Exhausted, bent over by doubt and regret, I gather what little energy I have left and I go over the lawn once more.  I plant many more blades of grass, delicately placing each one in the soft, willing soil.

It’s taken all the energy and hope I can muster to go over this ground again.  This time it has to work.  I don’t know what I’ll do if I’m not finished.  I must move on to other things. 

With anxiety and fear I again turn to survey my work.  Now it looks like the hair on the head of a doll.  There’s a lot more grass, but something about the lawn is still wrong.  It’s not rich and plush, but it is there.  Every few feet I see a patch of beauty, but these patches are not connected and in between them the ground looks lost and barren. 

I want to give up.  The scale is even.  On one side is the weight of the time I’ve invested and on the other is the weight of the time I may still have to invest before I’ll be done. 

I know that if I walk away I will always wonder what my lawn could have been. 

Again, I plant and again I survey.  There is still not enough.  I’m getting older. 
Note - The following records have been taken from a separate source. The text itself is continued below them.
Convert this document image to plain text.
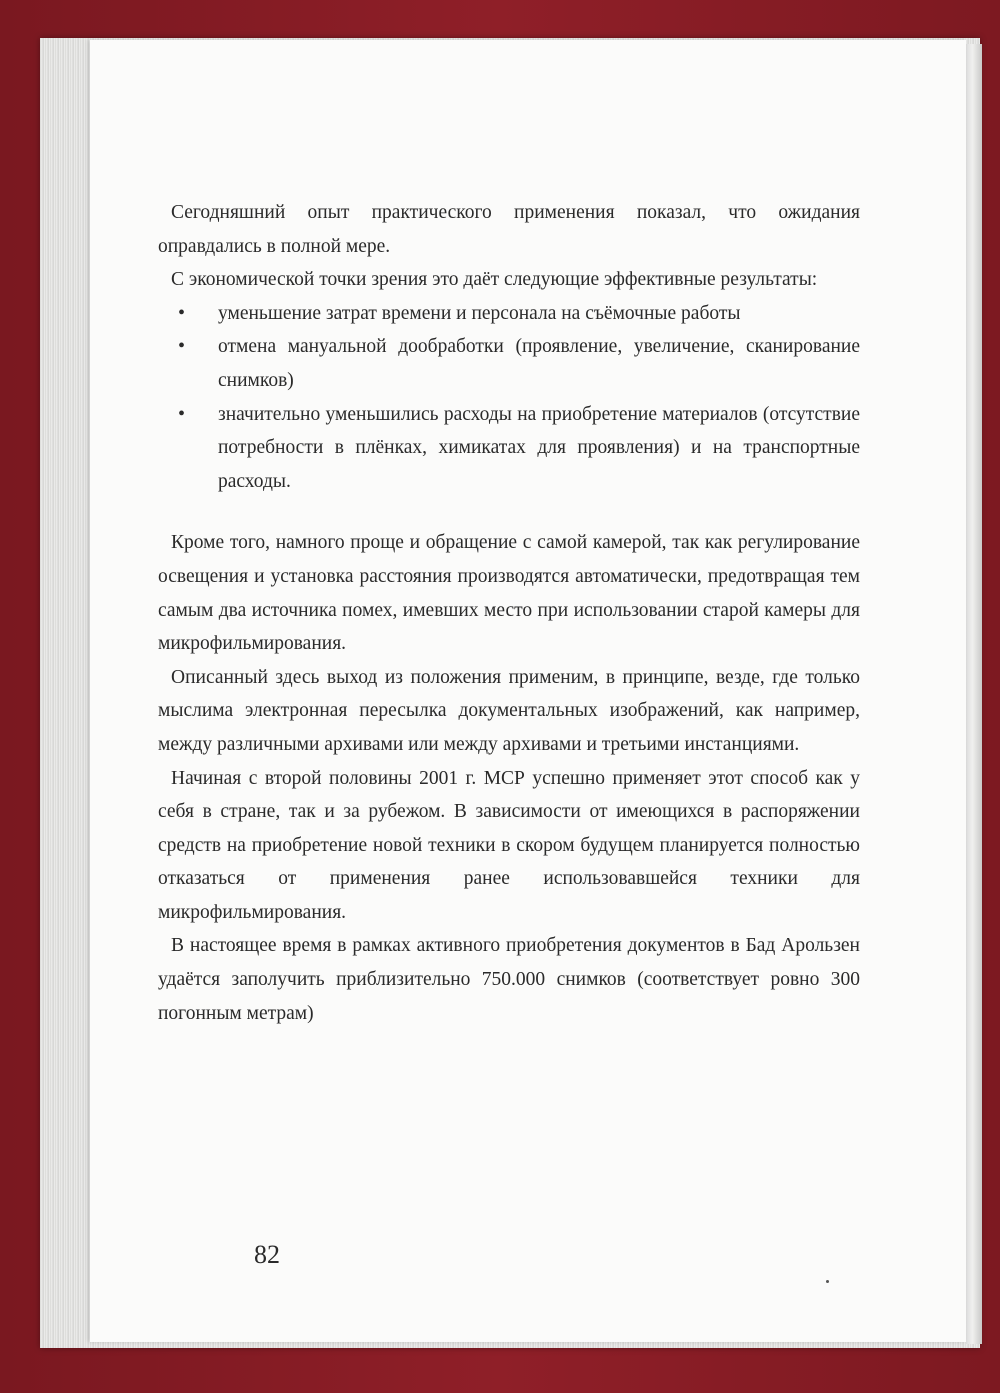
Сегодняшний опыт практического применения показал, что ожидания оправдались в полной мере.

С экономической точки зрения это даёт следующие эффективные результаты:

• уменьшение затрат времени и персонала на съёмочные работы
• отмена мануальной дообработки (проявление, увеличение, сканирование снимков)
• значительно уменьшились расходы на приобретение материалов (отсутствие потребности в плёнках, химикатах для проявления) и на транспортные расходы.

Кроме того, намного проще и обращение с самой камерой, так как регулирование освещения и установка расстояния производятся автоматически, предотвращая тем самым два источника помех, имевших место при использовании старой камеры для микрофильмирования.

Описанный здесь выход из положения применим, в принципе, везде, где только мыслима электронная пересылка документальных изображений, как например, между различными архивами или между архивами и третьими инстанциями.

Начиная с второй половины 2001 г. МСР успешно применяет этот способ как у себя в стране, так и за рубежом. В зависимости от имеющихся в распоряжении средств на приобретение новой техники в скором будущем планируется полностью отказаться от применения ранее использовавшейся техники для микрофильмирования.

В настоящее время в рамках активного приобретения документов в Бад Арользен удаётся заполучить приблизительно 750.000 снимков (соответствует ровно 300 погонным метрам)

82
When I set out on this endeavor years ago I thought I was a natural grass planter.  I thought that a rich, emerald, glittery and magically green lawn would pour out of me like water from a faucet.  But it’s not.  I have no magic.  I have time.  I have hours.  I have commitment.  I have dirt and a few beautiful blades of grass. 

All that keeps me going is the hope and the vision of what this lawn might be if I don’t give up.  No one else will plant it, it has to be me. 

Long ago I was a person who noticed a field.  Now, I am an obsessive planter of grass.

Is this lawn my prison or my purpose? 

I am exhausted, wind blown, and sunburned.  I stand to survey the field.  Then I write.